Gains made by a Mauritius company by selling compulsory convertible debentures (CCDs) to an Indian company are taxable as interest in India.

Taking this stand, the Authority for Advance Rulings (AAR) has said that any gains made by selling such instruments will not be eligible for capital gains exemption under the India-Mauritius tax treaty.

Simply put, withholding tax obligations would arise on the Indian company making the payment as consideration for the CCDs.

According to the experts, the Authority's decision is in line with the rulings of the Supreme Court and High Courts that CCDs are basically debt instruments.

By this ruling, the AAR has rejected the contention of an applicant that sale of CCDs is sale of assets and the premium received is not interest income, but capital gains.

‘Look at' test

To arrive at this ruling, the AAR also applied the “look at” test to ascertain the true legal nature of the transaction.

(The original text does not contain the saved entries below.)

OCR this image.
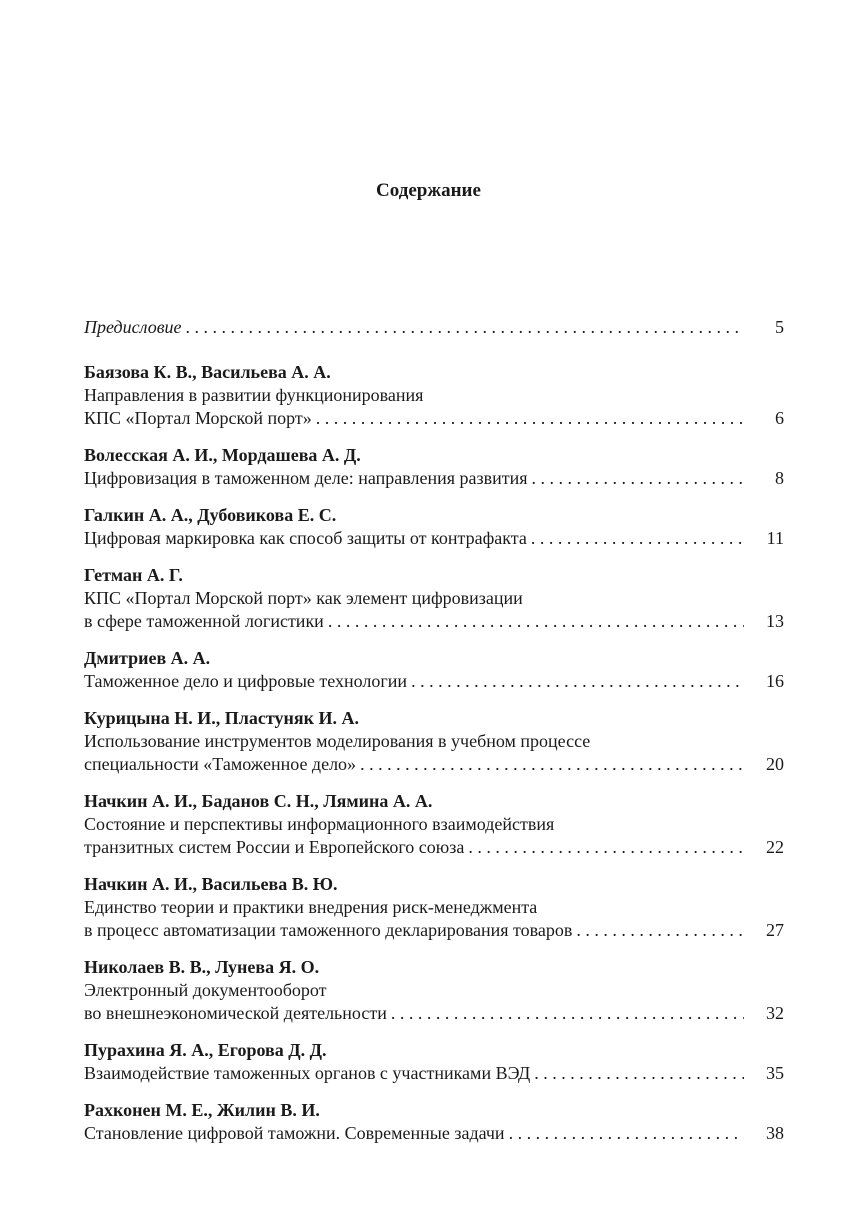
Содержание
Предисловие . . .	5
Баязова К. В., Васильева А. А.
Направления в развитии функционирования
КПС «Портал Морской порт» . . .	6
Волесская А. И., Мордашева А. Д.
Цифровизация в таможенном деле: направления развития . . .	8
Галкин А. А., Дубовикова Е. С.
Цифровая маркировка как способ защиты от контрафакта . . .	11
Гетман А. Г.
КПС «Портал Морской порт» как элемент цифровизации
в сфере таможенной логистики . . .	13
Дмитриев А. А.
Таможенное дело и цифровые технологии . . .	16
Курицына Н. И., Пластуняк И. А.
Использование инструментов моделирования в учебном процессе
специальности «Таможенное дело» . . .	20
Начкин А. И., Баданов С. Н., Лямина А. А.
Состояние и перспективы информационного взаимодействия
транзитных систем России и Европейского союза . . .	22
Начкин А. И., Васильева В. Ю.
Единство теории и практики внедрения риск-менеджмента
в процесс автоматизации таможенного декларирования товаров . . .	27
Николаев В. В., Лунева Я. О.
Электронный документооборот
во внешнеэкономической деятельности . . .	32
Пурахина Я. А., Егорова Д. Д.
Взаимодействие таможенных органов с участниками ВЭД . . .	35
Рахконен М. Е., Жилин В. И.
Становление цифровой таможни. Современные задачи . . .	38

For this, it relied on the Supreme Court commentary on legal relevance of subsidiaries and the principle of lifting of corporate veil laid down in the recent landmark Vodafone case.

The case before AAR involved three unnamed parties — V, an Indian entity; Z, a Mauritius-based company; and S, a subsidiary of V and based in India. V had transferred its right to develop a plot of land to its subsidiary S. Z had invested in S by purchasing equity and zero per cent CCDs. The CCDs were convertible at the end of six years from the first closing in November 2007.

In April 2010 and March 2011, V exercised a call option to purchase equity shares and CCDs from Z. V then approached the AAR to determine whether gains arising to Z from the sale of CCDs would be exempt from capital gains tax in India under the India-Mauritius treaty.

The AAR ruled that the method laid down in the shareholder agreement between Z, V and S is similar to the manner in which interest on any investment is calculated. The Authority ruled that the appreciation in the value of debentures is payment of interest, taxable under the India-Mauritius DTAA. Applying the ‘look at' test, the AAR concluded that V and S are parent and subsidiary only on paper. In reality, they are one and the same entity.